Texas says it needs 12 months to properly reverify everyone receiving Medicaid

The Texas Health and Human Service Commission reiterated Friday that it needs 12 months to properly reverify six million people on Medicaid in the Lone Star State.

The commission emphasized the need to take a year in response to an American-Statesman story about problems with the unwinding of Medicaid in Texas, determining whether people remain eligible for the program after the end of the pandemic health emergency. Advocacy organizations and a group of whistleblowers at the commission have said that the state is trying to reverify people too quickly, even in as little as six months for those who received continuous coverage during pandemic. The HHSC says that is simply not true.

"We are initiating renewals for the maintained population, or those who maintained coverage because of continuous Medicaid, within the first 6 months, but we still must redetermine the entire Medicaid population through normal renewals (about half of the Medicaid population) that will be initiated throughout the 12 months," Tiffany Young, a public information officer for the commission, said via email.

How is the reverification process working?

Medicaid is medical insurance available for pregnant women, children and people with disabilities who make below a certain income. For a family of four in Texas, their income has to be less than $3,083 a month. For a pregnant woman with a family of four it is less than $4,579 a month.

Beginning in April, all states have had to reverify recipients who had continuous coverage during the pandemic. That continuous coverage has ended. Medicaid recipients have to supply information such as current income to maintain coverage, or they'll be dropped from Medicaid.
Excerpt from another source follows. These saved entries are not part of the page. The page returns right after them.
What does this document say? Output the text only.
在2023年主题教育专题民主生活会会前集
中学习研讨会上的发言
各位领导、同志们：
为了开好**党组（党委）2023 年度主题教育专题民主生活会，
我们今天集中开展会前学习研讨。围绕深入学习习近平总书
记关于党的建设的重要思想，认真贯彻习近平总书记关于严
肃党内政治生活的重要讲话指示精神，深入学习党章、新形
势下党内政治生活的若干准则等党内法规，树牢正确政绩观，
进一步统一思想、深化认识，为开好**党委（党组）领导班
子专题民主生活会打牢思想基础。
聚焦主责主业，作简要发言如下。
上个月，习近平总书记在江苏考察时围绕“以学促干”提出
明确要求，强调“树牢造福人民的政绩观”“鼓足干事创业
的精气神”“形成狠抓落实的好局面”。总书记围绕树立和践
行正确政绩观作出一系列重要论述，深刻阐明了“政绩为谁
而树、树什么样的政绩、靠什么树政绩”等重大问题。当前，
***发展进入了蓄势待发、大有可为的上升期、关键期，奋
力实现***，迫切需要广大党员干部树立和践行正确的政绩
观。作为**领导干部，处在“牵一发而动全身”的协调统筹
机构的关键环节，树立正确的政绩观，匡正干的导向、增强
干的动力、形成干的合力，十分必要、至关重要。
The state is verifying people who had continuous coverage in three cohorts:

  • The first cohort began with the people most likely to no longer qualify because they have aged out or are no longer pregnant or had a child age of out of Medicaid.

  • The second cohort included people who were likely to transition to a different kind of coverage.
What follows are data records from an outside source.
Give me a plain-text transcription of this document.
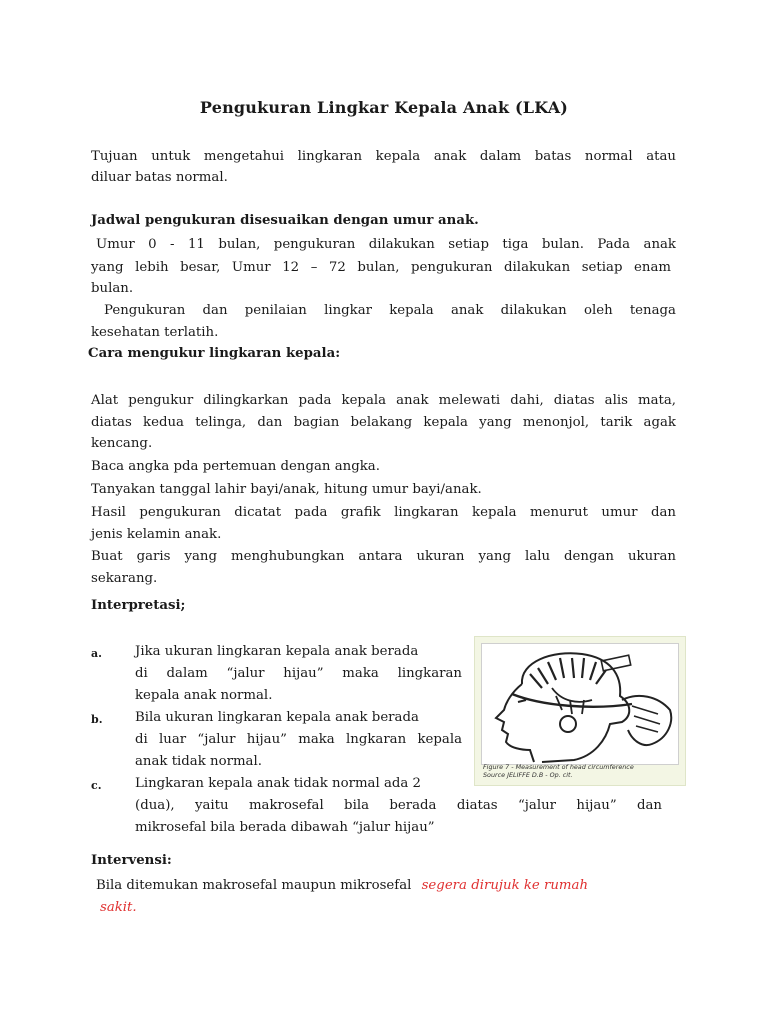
Pengukuran Lingkar Kepala Anak (LKA)
Tujuan untuk mengetahui lingkaran kepala anak dalam batas normal atau
diluar batas normal.
Jadwal pengukuran disesuaikan dengan umur anak.
Umur 0 - 11 bulan, pengukuran dilakukan setiap tiga bulan. Pada anak
yang lebih besar, Umur 12 – 72 bulan, pengukuran dilakukan setiap enam
bulan.
Pengukuran dan penilaian lingkar kepala anak dilakukan oleh tenaga
kesehatan terlatih.
Cara mengukur lingkaran kepala:
Alat pengukur dilingkarkan pada kepala anak melewati dahi, diatas alis mata,
diatas kedua telinga, dan bagian belakang kepala yang menonjol, tarik agak
kencang.
Baca angka pda pertemuan dengan angka.
Tanyakan tanggal lahir bayi/anak, hitung umur bayi/anak.
Hasil pengukuran dicatat pada grafik lingkaran kepala menurut umur dan
jenis kelamin anak.
Buat garis yang menghubungkan antara ukuran yang lalu dengan ukuran
sekarang.
Interpretasi;
a. Jika ukuran lingkaran kepala anak berada
di dalam “jalur hijau” maka lingkaran
kepala anak normal.
b. Bila ukuran lingkaran kepala anak berada
di luar “jalur hijau” maka lngkaran kepala
anak tidak normal.
c.	Lingkaran kepala anak tidak normal ada 2
(dua), yaitu makrosefal bila berada diatas “jalur hijau” dan
mikrosefal bila berada dibawah “jalur hijau”
Figure 7 - Measurement of head circumference
Source JELIFFE D.B - Op. cit.
Intervensi:
Bila ditemukan makrosefal maupun mikrosefal segera dirujuk ke rumah
sakit.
  • The third cohort is anyone who wasn't in the first two cohorts, such as children on Medicaid, older adults and people with a disability.
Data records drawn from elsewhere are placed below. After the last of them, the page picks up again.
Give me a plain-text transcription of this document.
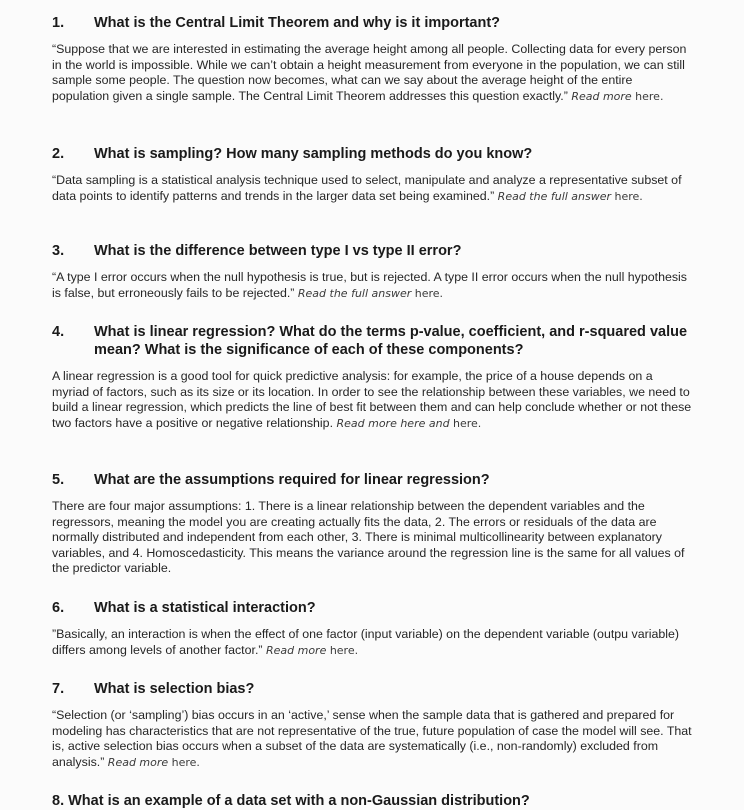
1.	What is the Central Limit Theorem and why is it important?
“Suppose that we are interested in estimating the average height among all people. Collecting data for every person in the world is impossible. While we can’t obtain a height measurement from everyone in the population, we can still sample some people. The question now becomes, what can we say about the average height of the entire population given a single sample. The Central Limit Theorem addresses this question exactly.” Read more here.
2.	What is sampling? How many sampling methods do you know?
“Data sampling is a statistical analysis technique used to select, manipulate and analyze a representative subset of data points to identify patterns and trends in the larger data set being examined.” Read the full answer here.
3.	What is the difference between type I vs type II error?
“A type I error occurs when the null hypothesis is true, but is rejected. A type II error occurs when the null hypothesis is false, but erroneously fails to be rejected.” Read the full answer here.
4.	What is linear regression? What do the terms p-value, coefficient, and r-squared value mean? What is the significance of each of these components?
A linear regression is a good tool for quick predictive analysis: for example, the price of a house depends on a myriad of factors, such as its size or its location. In order to see the relationship between these variables, we need to build a linear regression, which predicts the line of best fit between them and can help conclude whether or not these two factors have a positive or negative relationship. Read more here and here.
5.	What are the assumptions required for linear regression?
There are four major assumptions: 1. There is a linear relationship between the dependent variables and the regressors, meaning the model you are creating actually fits the data, 2. The errors or residuals of the data are normally distributed and independent from each other, 3. There is minimal multicollinearity between explanatory variables, and 4. Homoscedasticity. This means the variance around the regression line is the same for all values of the predictor variable.
6.	What is a statistical interaction?
”Basically, an interaction is when the effect of one factor (input variable) on the dependent variable (outpu variable) differs among levels of another factor.” Read more here.
7.	What is selection bias?
“Selection (or ‘sampling’) bias occurs in an ‘active,’ sense when the sample data that is gathered and prepared for modeling has characteristics that are not representative of the true, future population of case the model will see. That is, active selection bias occurs when a subset of the data are systematically (i.e., non-randomly) excluded from analysis.” Read more here.
8. What is an example of a data set with a non-Gaussian distribution?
From April 1 to July 31, the state has initiated the process of reverifying 2.5 million Texans, or about 42% of people currently on Medicaid, according to the state's dashboard. That included the first cohort.

In that first cohort, 242,717 people were approved; 616,554 people were denied. Of those denied coverage, 490,723 people were denied for procedural reasons; 125,831 were denied because they were determined ineligible, according to the state dashboard.

The results from the second cohort are expected to be released this month.

The state began to verify the third cohort this month.

Since Aug. 10, Texas sent out 1,472,661 renewal forms by mail and 1,089,848 renewal forms by Your Texas Benefits app and website as well as 736,625 text messages, 202,828 emails and 951,616 robocalls.

The additional almost 3.5 million others will be done by July 2024, the state said. Many of those people were not part of continuous coverage and are part of the normal annual reverification process.

The number of initial denials, especially the procedural denials, has drawn the attention of advocacy groups, a group of whistleblowers at the commission, U.S. representatives from Texas and the Centers for Medicare and Medicaid Services, which oversees the states' Medicaid programs.

"We've had concerns about it throughout," said U.S. Rep. Lloyd Doggett, of the process of the state is taking to reverify people.

Texas is not alone in its Medicaid reverification problems.

In a most recent letter to all of the states on Aug. 30, CMS pointed to problems many states are having.

Parents who qualify for Medicaid should not have their minor children denied coverage. Instead, through the ex parte system, which uses available data, the children should be automatically reverified. Texas only had about 20,000 people verified through the ex parte system in the first cohort, according to the state dashboard.

If states can determine eligibility for one household member, they should be able to verify eligibility for the rest of the household members and not remove an individual family member from coverage.

CMS told states in the Aug. 30 letter to pause procedural terminations if the ex parte system is not working until the state can ensure that the technical systems are working and people who qualify are not disenrolled. They also have to reinstate coverage for anyone who was disenrolled because they could not verify an individual's coverage in a household that did qualify for coverage.

The Aug. 30 letter from CMS tells states to fix the systems and processes. They should either identify who was affected by being disenrolled when their family members qualified and re-enroll them, or they should suspend the renewal process until the systems and processes are fixed.

States can also waive the requirement to redetermine eligibility for these folks for an additional 12 months.

CMS is also reviewing any additional strategy a state might have.